Il part à Paris, au lieu de partir pour Paris. «Dans une quinzaine, il part à Paris.» (Correspondance, t. II, p. 321.)

Il écrit le Dante, au lieu de Dante sans article («Durante Alighieri, dit Dante, par une abréviation familière aux Italiens, et non le Dante, comme on dit trop souvent en français, les Italiens ne plaçant l’article que devant le nom propre et non devant les prénoms»: Larousse, art. Dante): «La chape de plomb que le Dante promet aux hypocrites...» (Correspondance, t.
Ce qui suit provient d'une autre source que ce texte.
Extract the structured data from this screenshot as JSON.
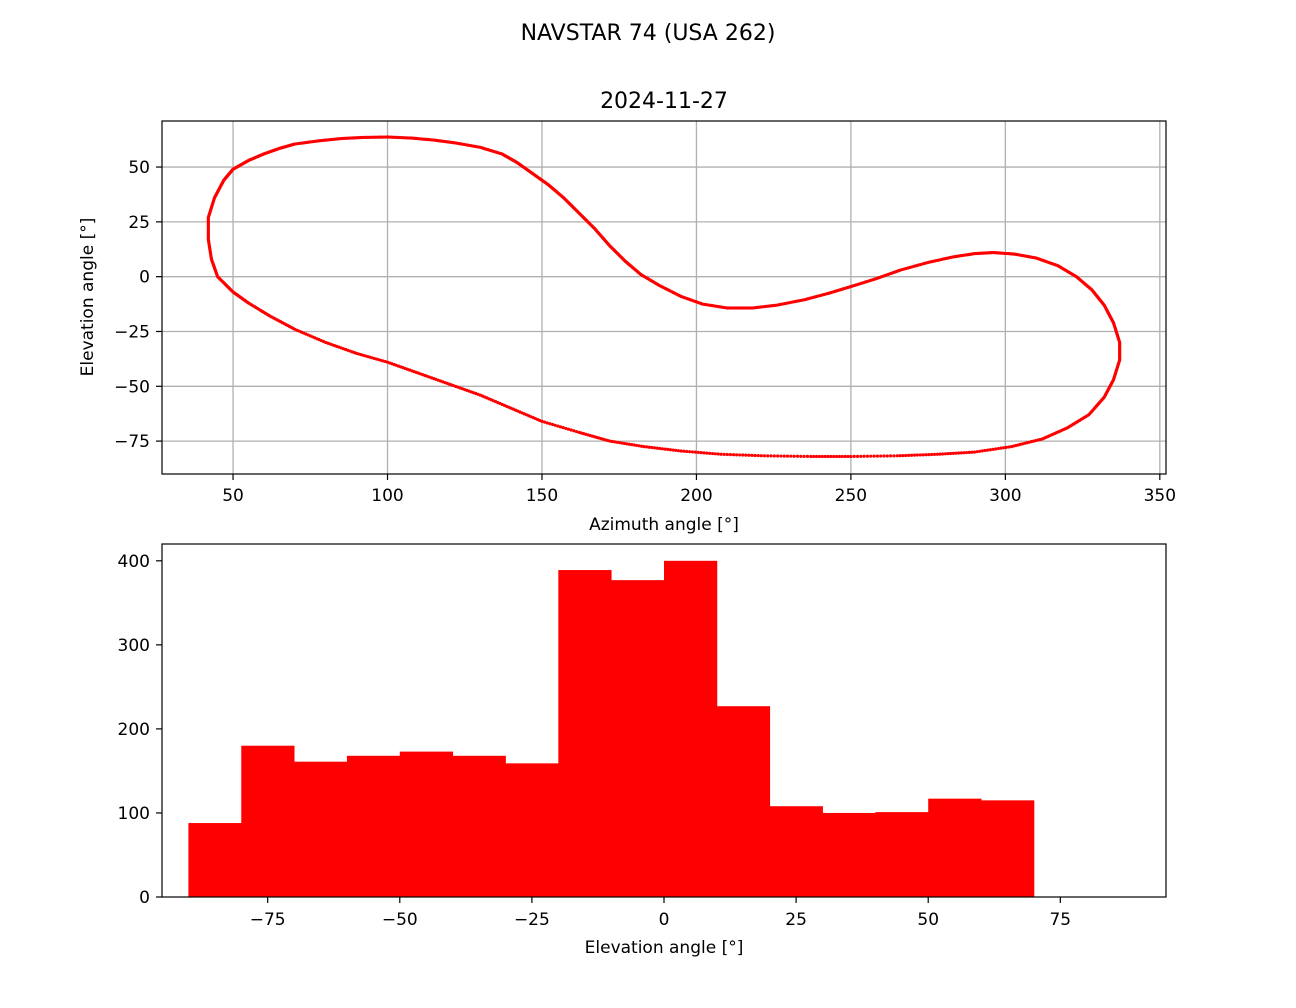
{
  "figure": {
    "suptitle": "NAVSTAR 74 (USA 262)"
  },
  "chart_data": [
    {
      "type": "scatter",
      "title": "2024-11-27",
      "xlabel": "Azimuth angle [°]",
      "ylabel": "Elevation angle [°]",
      "xlim": [
        27,
        352
      ],
      "ylim": [
        -90,
        71
      ],
      "xticks": [
        50,
        100,
        150,
        200,
        250,
        300,
        350
      ],
      "yticks": [
        -75,
        -50,
        -25,
        0,
        25,
        50
      ],
      "grid": true,
      "color": "#ff0000",
      "series": [
        {
          "points": [
            [
              42,
              27
            ],
            [
              44,
              36
            ],
            [
              47,
              44
            ],
            [
              50,
              49
            ],
            [
              55,
              53
            ],
            [
              60,
              56
            ],
            [
              65,
              58.5
            ],
            [
              70,
              60.5
            ],
            [
              78,
              62
            ],
            [
              85,
              63
            ],
            [
              92,
              63.5
            ],
            [
              100,
              63.7
            ],
            [
              108,
              63.2
            ],
            [
              115,
              62.3
            ],
            [
              122,
              61
            ],
            [
              130,
              59
            ],
            [
              137,
              56
            ],
            [
              142,
              52
            ],
            [
              147,
              47
            ],
            [
              152,
              42
            ],
            [
              157,
              36
            ],
            [
              162,
              29
            ],
            [
              167,
              22
            ],
            [
              172,
              14
            ],
            [
              177,
              7
            ],
            [
              182,
              1
            ],
            [
              188,
              -4
            ],
            [
              195,
              -9
            ],
            [
              202,
              -12.5
            ],
            [
              210,
              -14.3
            ],
            [
              218,
              -14.3
            ],
            [
              226,
              -13
            ],
            [
              235,
              -10.5
            ],
            [
              243,
              -7.5
            ],
            [
              250,
              -4.5
            ],
            [
              258,
              -1
            ],
            [
              266,
              3
            ],
            [
              275,
              6.5
            ],
            [
              283,
              9
            ],
            [
              290,
              10.5
            ],
            [
              296,
              11
            ],
            [
              303,
              10.3
            ],
            [
              310,
              8.5
            ],
            [
              317,
              5
            ],
            [
              323,
              0
            ],
            [
              328,
              -6
            ],
            [
              332,
              -13
            ],
            [
              335,
              -21
            ],
            [
              337,
              -30
            ],
            [
              337,
              -38
            ],
            [
              335,
              -47
            ],
            [
              332,
              -55
            ],
            [
              327,
              -63
            ],
            [
              320,
              -69
            ],
            [
              312,
              -74
            ],
            [
              302,
              -77.5
            ],
            [
              290,
              -80
            ],
            [
              278,
              -81
            ],
            [
              265,
              -81.7
            ],
            [
              250,
              -82
            ],
            [
              237,
              -82
            ],
            [
              222,
              -81.7
            ],
            [
              208,
              -81
            ],
            [
              195,
              -79.5
            ],
            [
              183,
              -77.5
            ],
            [
              172,
              -75
            ],
            [
              162,
              -71
            ],
            [
              150,
              -66
            ],
            [
              140,
              -60
            ],
            [
              130,
              -54
            ],
            [
              120,
              -49
            ],
            [
              110,
              -44
            ],
            [
              100,
              -39
            ],
            [
              90,
              -35
            ],
            [
              80,
              -30
            ],
            [
              70,
              -24
            ],
            [
              62,
              -18
            ],
            [
              55,
              -12
            ],
            [
              50,
              -7
            ],
            [
              45,
              0
            ],
            [
              43,
              8
            ],
            [
              42,
              17
            ],
            [
              42,
              27
            ]
          ]
        }
      ]
    },
    {
      "type": "bar",
      "title": "",
      "xlabel": "Elevation angle [°]",
      "ylabel": "",
      "xlim": [
        -95,
        95
      ],
      "ylim": [
        0,
        420
      ],
      "xticks": [
        -75,
        -50,
        -25,
        0,
        25,
        50,
        75
      ],
      "xtick_labels": [
        "−75",
        "−50",
        "−25",
        "0",
        "25",
        "50",
        "75"
      ],
      "yticks": [
        0,
        100,
        200,
        300,
        400
      ],
      "grid": false,
      "color": "#ff0000",
      "bins": [
        [
          -90,
          -80,
          88
        ],
        [
          -80,
          -70,
          180
        ],
        [
          -70,
          -60,
          161
        ],
        [
          -60,
          -50,
          168
        ],
        [
          -50,
          -40,
          173
        ],
        [
          -40,
          -30,
          168
        ],
        [
          -30,
          -20,
          159
        ],
        [
          -20,
          -10,
          389
        ],
        [
          -10,
          0,
          377
        ],
        [
          0,
          10,
          400
        ],
        [
          10,
          20,
          227
        ],
        [
          20,
          30,
          108
        ],
        [
          30,
          40,
          100
        ],
        [
          40,
          50,
          101
        ],
        [
          50,
          60,
          117
        ],
        [
          60,
          70,
          115
        ]
      ]
    }
  ]
}
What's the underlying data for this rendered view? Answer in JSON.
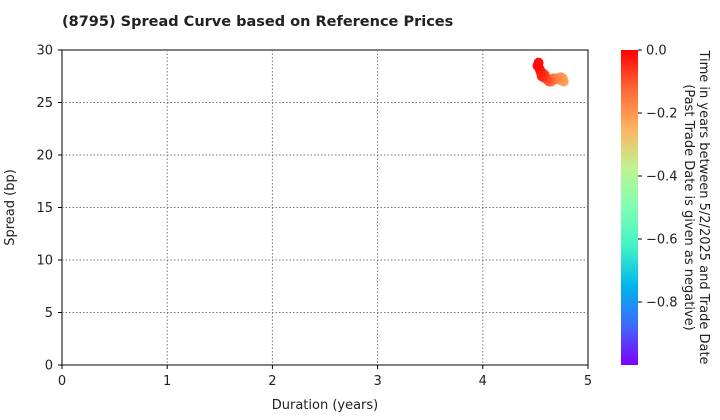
{
  "chart_data": {
    "type": "scatter",
    "title": "(8795)   Spread Curve based on Reference Prices",
    "xlabel": "Duration (years)",
    "ylabel": "Spread (bp)",
    "xlim": [
      0,
      5
    ],
    "ylim": [
      0,
      30
    ],
    "xticks": [
      "0",
      "1",
      "2",
      "3",
      "4",
      "5"
    ],
    "yticks": [
      "0",
      "5",
      "10",
      "15",
      "20",
      "25",
      "30"
    ],
    "grid": true,
    "colorbar": {
      "label_line1": "Time in years between 5/2/2025 and Trade Date",
      "label_line2": "(Past Trade Date is given as negative)",
      "range": [
        -1.0,
        0.0
      ],
      "ticks": [
        "0.0",
        "−0.2",
        "−0.4",
        "−0.6",
        "−0.8"
      ],
      "tick_values": [
        0.0,
        -0.2,
        -0.4,
        -0.6,
        -0.8
      ],
      "colors": [
        "#7f00ff",
        "#3e69fa",
        "#00b5eb",
        "#41f3c6",
        "#7ffeb2",
        "#c0f392",
        "#ffb360",
        "#ff6a36",
        "#ff0000"
      ]
    },
    "points": [
      {
        "x": 4.52,
        "y": 28.5,
        "t": -0.01
      },
      {
        "x": 4.53,
        "y": 28.8,
        "t": -0.02
      },
      {
        "x": 4.54,
        "y": 28.2,
        "t": -0.03
      },
      {
        "x": 4.55,
        "y": 27.9,
        "t": -0.04
      },
      {
        "x": 4.56,
        "y": 27.5,
        "t": -0.05
      },
      {
        "x": 4.57,
        "y": 27.8,
        "t": -0.06
      },
      {
        "x": 4.58,
        "y": 27.4,
        "t": -0.07
      },
      {
        "x": 4.59,
        "y": 27.6,
        "t": -0.08
      },
      {
        "x": 4.6,
        "y": 27.3,
        "t": -0.09
      },
      {
        "x": 4.61,
        "y": 27.2,
        "t": -0.1
      },
      {
        "x": 4.62,
        "y": 27.1,
        "t": -0.11
      },
      {
        "x": 4.63,
        "y": 27.0,
        "t": -0.12
      },
      {
        "x": 4.64,
        "y": 27.2,
        "t": -0.13
      },
      {
        "x": 4.65,
        "y": 27.0,
        "t": -0.14
      },
      {
        "x": 4.66,
        "y": 27.1,
        "t": -0.15
      },
      {
        "x": 4.67,
        "y": 27.3,
        "t": -0.16
      },
      {
        "x": 4.68,
        "y": 27.2,
        "t": -0.17
      },
      {
        "x": 4.7,
        "y": 27.3,
        "t": -0.18
      },
      {
        "x": 4.72,
        "y": 27.2,
        "t": -0.19
      },
      {
        "x": 4.74,
        "y": 27.4,
        "t": -0.2
      },
      {
        "x": 4.75,
        "y": 27.1,
        "t": -0.21
      },
      {
        "x": 4.76,
        "y": 27.3,
        "t": -0.22
      },
      {
        "x": 4.77,
        "y": 27.0,
        "t": -0.23
      }
    ]
  }
}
II, p. 283.)

Il écrit les de Goncourt (Ibid., t. III, p. 391), au lieu de les Goncourt. (Cf. Littré, art. Nobiliaire.)

Oubliant que pire est un adjectif et non un adverbe, il écrit: «Je vais pire» (Ibid., t. IV, p. 263), comme si l’on pouvait dire: Je vais meilleur, au lieu de: Je vais mieux, je vais pis.

Il dit que «rien n’est plus embêtant comme la campagne». (Lettres à sa nièce Caroline, p. 77.)

«Écris-moi-le» (Ibid., p. 153), pour: écris-le-moi.

Dans ce but, locution qui ne s’explique pas et «qui doit être évitée», dit Littré. «Mme Lapierre m’a écrit, dans ce but, un billet fort aimable.» (Ibid., p. 389.)

«La pluie qui n’arrête pas me comble de joie.» (Ibid., p. 163.)

Soi-disant «ne se dit jamais des choses», remarque Littré, et ne peut logiquement s’appliquer qu’aux personnes. «A force de patauger dans les choses soi-disant sérieuses...», écrit Flaubert. (Ibid., p. 434.)